On May 7, 2008, at 1:33 PM, Boris Zbarsky wrote:

> Scott Shattuck wrote:
>>> 1) The script is running at a file:// URI
>> I believe it's key that future specification work keep in mind that  
>> this isn't the rare case it used to be, it's one definition of "run  
>> offline".
>
> While true, note that Gecko also supports actual running offline of  
> http URIs, where you actually have a hostname to use for security  
> checks.  This seems like a bette way forward to me, if at all  
> possible.
>
> The fundamental problem with using file:// as you describe is the  
> lack of such compartmentalization.  Gecko 1.9 will try to sandbox  
> files from each other somewhat, but it's likely to not be perfect  
> and likely to break some attempts to "use the browser as a file- 
> launched VM".
>
>> it's also important to maintain
>> the ability of enterprises and others to create file-launched  
>> applications that are simply leveraging the browser as an easier-to- 
>> develop for VM.
>
> This is why you can call enablePrivilege from file:// right now...
>
> I guess I'm not sure how your point relates to the text you quoted,  
> other than as agreement with that exception to the general "can't  
> prompt" policy.
>
> -Boris



I'm not trying to be difficult, far from it. I'm just trying to truly  
understand where you see things headed in this regard.

In the past I've built several applications which simply require the  
user to double click an index.html file on their desktop. This has  
worked just fine, until recently. Recent mozilla builds have actually  
started to fail to work with this approach because in my case the top- 
level index.html file loads a frameset document containing a  
javascript file which does the real work of booting the application  
and that lower-in-the-directory-structure js file's location appears  
to be used as the root of the "accessible file tree" rather than the  
original index.html file used to launch the application. I've already  
had to rework the directory structure of the applications in question  
to work around this issue. Big pain for me, big pain for my customers.

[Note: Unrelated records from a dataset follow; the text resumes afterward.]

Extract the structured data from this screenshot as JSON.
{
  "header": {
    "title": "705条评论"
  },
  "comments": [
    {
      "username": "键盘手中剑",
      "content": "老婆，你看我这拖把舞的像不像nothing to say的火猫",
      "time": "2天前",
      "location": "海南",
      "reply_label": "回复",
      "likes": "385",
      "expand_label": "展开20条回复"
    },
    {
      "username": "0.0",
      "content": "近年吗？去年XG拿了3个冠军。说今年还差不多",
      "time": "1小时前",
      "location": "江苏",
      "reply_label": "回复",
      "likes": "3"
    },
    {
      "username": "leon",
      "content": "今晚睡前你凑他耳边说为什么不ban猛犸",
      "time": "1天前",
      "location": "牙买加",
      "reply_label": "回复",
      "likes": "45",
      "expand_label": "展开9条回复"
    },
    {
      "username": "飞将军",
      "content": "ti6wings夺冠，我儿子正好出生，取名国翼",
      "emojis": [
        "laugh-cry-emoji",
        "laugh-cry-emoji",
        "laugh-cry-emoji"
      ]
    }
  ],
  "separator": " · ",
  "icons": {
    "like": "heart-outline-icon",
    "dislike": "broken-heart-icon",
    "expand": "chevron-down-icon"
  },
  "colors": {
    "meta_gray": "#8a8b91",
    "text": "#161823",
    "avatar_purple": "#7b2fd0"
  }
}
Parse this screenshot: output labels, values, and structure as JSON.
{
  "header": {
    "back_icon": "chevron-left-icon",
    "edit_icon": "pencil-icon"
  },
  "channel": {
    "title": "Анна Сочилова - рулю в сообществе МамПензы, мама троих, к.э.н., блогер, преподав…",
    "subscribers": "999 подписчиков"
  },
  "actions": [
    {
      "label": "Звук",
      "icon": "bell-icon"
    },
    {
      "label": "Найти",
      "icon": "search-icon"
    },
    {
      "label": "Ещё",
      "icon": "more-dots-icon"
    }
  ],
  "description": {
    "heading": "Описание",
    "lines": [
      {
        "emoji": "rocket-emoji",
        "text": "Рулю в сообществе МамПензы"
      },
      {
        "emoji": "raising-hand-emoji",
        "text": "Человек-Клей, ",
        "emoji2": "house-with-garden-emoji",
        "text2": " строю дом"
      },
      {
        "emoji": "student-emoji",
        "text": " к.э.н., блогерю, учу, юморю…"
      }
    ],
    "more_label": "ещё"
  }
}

What I'm hearing in this thread is that you're suggesting this will  
get worse -- perhaps to the point that it will stop working  
altogether. That file: urls launched in this fashion might not work  
due to an inability to somehow decide what's safe and what's not. That  
I'll have had to have initially run the app from a local or remote web  
server where my a) HTML5-compliant browser b) plugin-enhanced browser,  
c) desktop "single-site browser" etc. can cache the pages. (Scenarios,  
I might point out, which require precisely what my user community does  
not want -- installation of new components on desktop machines...part  
of the point of using a browser is to reduce/eliminate this particular  
administrative nightmare).

People are used to double-clicking on index.html, Mozilla is already  
breaking that model. I'm not sure I can recommend any particular  
direction, but I can certainly lodge my concern that the current  
direction doesn't appear to be in the best interest of the end user  
whose got double-click hard-wired into their mouse hand.